Mundo

Degelo dos glaciares tibetanos pode ter impacto inédito dentro de mil anos

Uma equipa internacional de cientistas analisou o fluxo de água no planalto tibetano durante o último milénio. Depois de correlacionar os níveis da água com eventos históricos, os cientistas preveem que as alterações climáticas representam "riscos sem precedentes" para o Sudeste Asiático.

Planalto tibetano
NurPhoto/Getty

SIC Notícias

O degelo dos glaciares no planalto tibetano resultante das alterações climáticas pode vir a surtir um impacto inédito dentro de mil anos na região densamente povoada do Sudeste Asiático,

Ao reconstruir o registo histórico dos rios com origem no Tibete, especialistas descobriram uma forte correlação entre os caudais de água e a vegetação da estação seca em toda a Península da Indochina.

Isto revela a “importância da fonte de água tibetana para o funcionamento e a produtividade dos sistemas ecológicos e sociais do Sudeste Asiático”.

A vasta região inclui Vietname, Tailândia, Indonésia, Laos ou Malásia.

A equipa composta por investigadores oriundos da Argentina, Reino Unido, Chile, China, República Checa, Alemanha, Suíça e Estados Unidos, afirmou que as nações precisam de reforçar a cooperação entre si para melhorar as estratégias de preservação dos recursos hídricos.

"Os extremos de fluxo de água coincidem com mudanças distintas nas populações locais que ocorreram durante a época medieval.
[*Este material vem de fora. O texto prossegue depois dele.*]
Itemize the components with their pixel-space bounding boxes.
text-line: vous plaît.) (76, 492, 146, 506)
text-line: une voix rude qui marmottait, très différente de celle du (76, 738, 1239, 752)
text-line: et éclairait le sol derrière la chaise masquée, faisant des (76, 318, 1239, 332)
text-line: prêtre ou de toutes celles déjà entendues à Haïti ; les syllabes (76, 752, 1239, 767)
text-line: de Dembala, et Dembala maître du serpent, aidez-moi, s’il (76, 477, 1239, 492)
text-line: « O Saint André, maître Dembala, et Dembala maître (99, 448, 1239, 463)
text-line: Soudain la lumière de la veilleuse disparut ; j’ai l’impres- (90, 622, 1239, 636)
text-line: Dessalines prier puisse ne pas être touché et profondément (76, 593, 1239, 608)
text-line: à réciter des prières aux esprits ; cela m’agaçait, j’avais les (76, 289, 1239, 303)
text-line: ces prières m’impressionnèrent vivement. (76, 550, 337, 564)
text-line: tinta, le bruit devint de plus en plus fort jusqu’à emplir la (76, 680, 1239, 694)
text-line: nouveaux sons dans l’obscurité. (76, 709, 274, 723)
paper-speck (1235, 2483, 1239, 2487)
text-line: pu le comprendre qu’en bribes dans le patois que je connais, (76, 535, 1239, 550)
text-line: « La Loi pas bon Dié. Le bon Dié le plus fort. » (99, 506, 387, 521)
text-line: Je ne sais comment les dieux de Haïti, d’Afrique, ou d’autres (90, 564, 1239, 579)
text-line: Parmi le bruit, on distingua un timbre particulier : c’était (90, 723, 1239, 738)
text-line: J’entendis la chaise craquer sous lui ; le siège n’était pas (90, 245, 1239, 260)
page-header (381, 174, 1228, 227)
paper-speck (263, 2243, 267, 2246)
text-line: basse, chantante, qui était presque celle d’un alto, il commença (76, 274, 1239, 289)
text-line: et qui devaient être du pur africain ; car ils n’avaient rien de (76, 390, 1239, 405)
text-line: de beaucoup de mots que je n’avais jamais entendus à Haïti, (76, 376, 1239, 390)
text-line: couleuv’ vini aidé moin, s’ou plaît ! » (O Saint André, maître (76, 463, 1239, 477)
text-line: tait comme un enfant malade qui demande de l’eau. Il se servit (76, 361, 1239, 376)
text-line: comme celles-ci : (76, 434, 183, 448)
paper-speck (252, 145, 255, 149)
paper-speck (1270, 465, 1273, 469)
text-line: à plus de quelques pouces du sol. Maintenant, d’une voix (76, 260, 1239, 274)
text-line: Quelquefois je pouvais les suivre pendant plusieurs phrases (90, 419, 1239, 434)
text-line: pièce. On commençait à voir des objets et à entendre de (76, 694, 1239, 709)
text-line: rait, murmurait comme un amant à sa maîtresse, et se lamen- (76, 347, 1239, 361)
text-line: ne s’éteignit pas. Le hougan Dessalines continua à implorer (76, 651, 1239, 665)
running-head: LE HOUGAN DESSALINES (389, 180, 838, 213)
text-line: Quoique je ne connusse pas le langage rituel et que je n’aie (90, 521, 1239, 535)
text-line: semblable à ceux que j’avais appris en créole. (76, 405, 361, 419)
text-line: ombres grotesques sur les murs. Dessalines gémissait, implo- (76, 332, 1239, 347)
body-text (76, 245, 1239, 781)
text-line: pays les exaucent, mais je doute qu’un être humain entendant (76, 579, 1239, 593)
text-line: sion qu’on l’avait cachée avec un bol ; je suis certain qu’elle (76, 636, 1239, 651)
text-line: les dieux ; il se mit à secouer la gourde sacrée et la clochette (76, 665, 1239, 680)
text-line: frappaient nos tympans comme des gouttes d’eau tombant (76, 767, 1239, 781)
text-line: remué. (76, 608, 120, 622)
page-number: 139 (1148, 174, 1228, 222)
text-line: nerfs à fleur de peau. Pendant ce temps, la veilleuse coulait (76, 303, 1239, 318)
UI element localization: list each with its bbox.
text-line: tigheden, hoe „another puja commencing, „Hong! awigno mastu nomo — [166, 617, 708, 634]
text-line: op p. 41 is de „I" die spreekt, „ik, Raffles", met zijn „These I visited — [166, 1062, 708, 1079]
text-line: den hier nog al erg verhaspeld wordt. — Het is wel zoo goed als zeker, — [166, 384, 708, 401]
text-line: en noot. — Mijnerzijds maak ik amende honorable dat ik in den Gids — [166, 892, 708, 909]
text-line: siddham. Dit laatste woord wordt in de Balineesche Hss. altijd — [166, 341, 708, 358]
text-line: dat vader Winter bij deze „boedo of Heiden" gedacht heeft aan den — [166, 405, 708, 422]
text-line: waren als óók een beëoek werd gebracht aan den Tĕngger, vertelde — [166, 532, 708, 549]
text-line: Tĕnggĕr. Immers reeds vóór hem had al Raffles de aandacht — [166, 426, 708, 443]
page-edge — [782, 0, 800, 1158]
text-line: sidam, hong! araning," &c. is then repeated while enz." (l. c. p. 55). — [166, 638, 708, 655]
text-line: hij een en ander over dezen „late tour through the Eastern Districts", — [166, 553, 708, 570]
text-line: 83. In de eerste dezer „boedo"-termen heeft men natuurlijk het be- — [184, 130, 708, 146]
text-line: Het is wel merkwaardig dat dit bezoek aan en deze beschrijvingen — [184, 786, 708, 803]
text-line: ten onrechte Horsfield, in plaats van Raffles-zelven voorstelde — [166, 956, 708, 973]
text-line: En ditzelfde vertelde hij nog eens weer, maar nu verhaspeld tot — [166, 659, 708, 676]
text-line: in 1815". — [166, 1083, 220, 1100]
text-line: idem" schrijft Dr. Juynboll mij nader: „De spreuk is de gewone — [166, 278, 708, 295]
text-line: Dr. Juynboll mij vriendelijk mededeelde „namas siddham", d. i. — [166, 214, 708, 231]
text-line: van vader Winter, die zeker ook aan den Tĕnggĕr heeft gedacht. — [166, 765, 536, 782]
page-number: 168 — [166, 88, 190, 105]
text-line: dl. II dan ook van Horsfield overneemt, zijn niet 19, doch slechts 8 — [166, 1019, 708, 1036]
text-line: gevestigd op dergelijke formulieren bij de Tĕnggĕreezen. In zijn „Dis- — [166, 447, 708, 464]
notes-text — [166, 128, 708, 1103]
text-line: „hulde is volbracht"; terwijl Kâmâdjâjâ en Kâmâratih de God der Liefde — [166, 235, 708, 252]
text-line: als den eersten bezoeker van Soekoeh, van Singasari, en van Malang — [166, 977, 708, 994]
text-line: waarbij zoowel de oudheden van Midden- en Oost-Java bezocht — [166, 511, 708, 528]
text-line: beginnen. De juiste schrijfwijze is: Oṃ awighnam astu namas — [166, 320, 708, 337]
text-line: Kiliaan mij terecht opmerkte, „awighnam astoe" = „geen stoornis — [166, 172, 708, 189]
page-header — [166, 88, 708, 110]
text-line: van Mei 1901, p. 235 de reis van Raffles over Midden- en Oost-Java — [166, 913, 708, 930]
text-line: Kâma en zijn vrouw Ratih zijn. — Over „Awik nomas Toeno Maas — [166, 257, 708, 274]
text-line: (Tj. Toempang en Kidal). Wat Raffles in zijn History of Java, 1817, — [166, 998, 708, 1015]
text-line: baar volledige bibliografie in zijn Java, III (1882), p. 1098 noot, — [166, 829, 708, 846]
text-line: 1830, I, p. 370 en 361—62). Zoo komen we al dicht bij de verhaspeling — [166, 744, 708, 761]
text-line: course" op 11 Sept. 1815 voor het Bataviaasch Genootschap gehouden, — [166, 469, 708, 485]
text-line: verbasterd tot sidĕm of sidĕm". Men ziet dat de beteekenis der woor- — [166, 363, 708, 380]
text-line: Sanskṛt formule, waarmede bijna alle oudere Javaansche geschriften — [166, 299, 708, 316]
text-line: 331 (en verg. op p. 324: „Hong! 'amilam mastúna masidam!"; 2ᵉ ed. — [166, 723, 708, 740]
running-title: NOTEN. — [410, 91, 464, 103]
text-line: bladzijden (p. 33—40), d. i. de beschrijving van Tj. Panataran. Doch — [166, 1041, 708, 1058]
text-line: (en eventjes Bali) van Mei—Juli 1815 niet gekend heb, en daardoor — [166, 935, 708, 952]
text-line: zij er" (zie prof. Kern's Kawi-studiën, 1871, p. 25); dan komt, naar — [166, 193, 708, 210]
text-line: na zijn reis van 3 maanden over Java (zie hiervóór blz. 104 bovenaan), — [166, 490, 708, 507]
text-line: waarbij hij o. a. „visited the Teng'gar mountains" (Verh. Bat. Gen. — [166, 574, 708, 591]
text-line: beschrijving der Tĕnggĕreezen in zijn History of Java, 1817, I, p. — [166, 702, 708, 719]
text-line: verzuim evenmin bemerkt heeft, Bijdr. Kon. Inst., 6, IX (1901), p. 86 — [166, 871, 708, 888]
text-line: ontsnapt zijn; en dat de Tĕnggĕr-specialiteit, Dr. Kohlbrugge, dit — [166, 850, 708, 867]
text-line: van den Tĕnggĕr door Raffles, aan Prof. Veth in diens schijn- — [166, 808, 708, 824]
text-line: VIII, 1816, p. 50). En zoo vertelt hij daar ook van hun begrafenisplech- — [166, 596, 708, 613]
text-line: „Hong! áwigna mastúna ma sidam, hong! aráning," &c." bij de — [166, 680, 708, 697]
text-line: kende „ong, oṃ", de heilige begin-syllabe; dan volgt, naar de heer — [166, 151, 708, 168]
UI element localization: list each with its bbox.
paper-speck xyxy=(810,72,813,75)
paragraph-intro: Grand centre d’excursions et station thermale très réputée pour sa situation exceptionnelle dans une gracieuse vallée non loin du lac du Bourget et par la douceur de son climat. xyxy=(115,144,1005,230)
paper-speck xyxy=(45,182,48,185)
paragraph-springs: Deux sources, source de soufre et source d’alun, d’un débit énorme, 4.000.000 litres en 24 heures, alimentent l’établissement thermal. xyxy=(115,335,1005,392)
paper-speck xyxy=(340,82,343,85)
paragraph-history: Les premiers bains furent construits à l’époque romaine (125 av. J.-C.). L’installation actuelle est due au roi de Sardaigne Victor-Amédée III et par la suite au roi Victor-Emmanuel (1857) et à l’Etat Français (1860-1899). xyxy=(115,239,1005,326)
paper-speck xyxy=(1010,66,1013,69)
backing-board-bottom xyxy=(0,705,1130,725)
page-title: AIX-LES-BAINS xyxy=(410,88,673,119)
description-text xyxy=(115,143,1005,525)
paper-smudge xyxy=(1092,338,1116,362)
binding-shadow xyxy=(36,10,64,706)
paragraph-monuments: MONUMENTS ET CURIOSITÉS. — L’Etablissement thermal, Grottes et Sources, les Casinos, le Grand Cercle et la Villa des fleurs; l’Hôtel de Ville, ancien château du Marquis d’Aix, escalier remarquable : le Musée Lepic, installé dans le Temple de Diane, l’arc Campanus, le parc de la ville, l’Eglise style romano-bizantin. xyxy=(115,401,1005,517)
As nossas projeções sugerem que as futuras alterações nos caudais atingirão, ou mesmo excederão, os intervalos históricos até ao final deste século, colocando riscos sem precedentes para o Sudeste Asiático", escreve a equipa num artigo publicado na revista científica Nature Geoscience.

Planalto tibetano, a "torre de água asiática"

O planalto tibetano é conhecido como a "torre de água asiática" porque os rios alimentados por glaciares que fluem da região são a principal fonte de água para grande parte do Sul e Sudeste Asiático. Esse abastecimento é vital para gerar alimentos - desde o cultivo de arroz à apanha de peixe.

No estudo, a equipa reconstruiu o caudal dos rios Mekong, Salween e Yarlung Tsangpo desde o ano 1000 até 2018. Isto foi feito através da recolha e identificação de amostras de árvores com centenas de anos de idade no sul do planalto tibetano.

O Mekong é o rio mais longo do Sudeste Asiático, atravessando a China, Myanmar (antiga Birmânia), Tailândia, Laos, Camboja e Vietname. O Salween corre da China para o Myanmar e Tailândia, enquanto o Yarlung Tsangpo (a corrente superior do rio Brahmaputra) atravessa a China, a Índia e o Bangladesh.

Alterações dos caudais ao longo da História

Segundo a equipa, entre as décadas de 1050 e 1190, um forte aumento dos caudais foi acompanhado por um rápido crescimento socioeconómico e cultural na região.

Isto incluiu a ascensão da dinastia Bagan, a primeira dinastia da história do Myanmar.

Também coincidiu com a ascensão do império Khmer, no atual Camboja, e com a construção do complexo de templos de Angkor Wat, entre as décadas de 1110 e 1150.

Mas a diminuição do fluxo de água entre o início do século XIII e o final do século XV coincidiu com a "intervenção de forças externas" e "vários desafios importantes para os sistemas socioeconómicos, políticos e culturais do Sudeste Asiático", segundo o estudo.

Entre 1280 e 1340, o fraco abastecimento de água coincidiu com uma grande crise na dinastia Bagan.

"Esta crise caracterizou-se por deslocações económicas, tumultos políticos e a divisão do Myanmar", afirmaram os autores.

O período mais prolongado de baixo caudal dos últimos mil anos, entre 1360 e 1500, coincidiu também com o colapso do império Khmer.

"Embora as nações prósperas possam ser mais resistentes e potencialmente mais adaptáveis aos fenómenos climáticos extremos, a influência de fatores ambientais adversos a longo prazo pode afetar esta resistência e os extremos hidrológicos podem desencadear mudanças sociais graduais", afirmaram os autores.

"O degelo dos glaciares é uma fonte crucial de água para os rios do planalto tibetano. À medida que o aquecimento global se intensifica, a produção de água pode aumentar, atingindo mesmo o nível elevado da era medieval", afirmou.

Embora o estudo afirme que tal poderia conduzir a mais catástrofes naturais relacionadas com as inundações provocadas pelo degelo, advertiu também que o aumento "provavelmente não compensará o rápido (...) crescimento [da população] no Sudeste Asiático, o que significa que os problemas de escassez de água continuarão provavelmente a intensificar-se".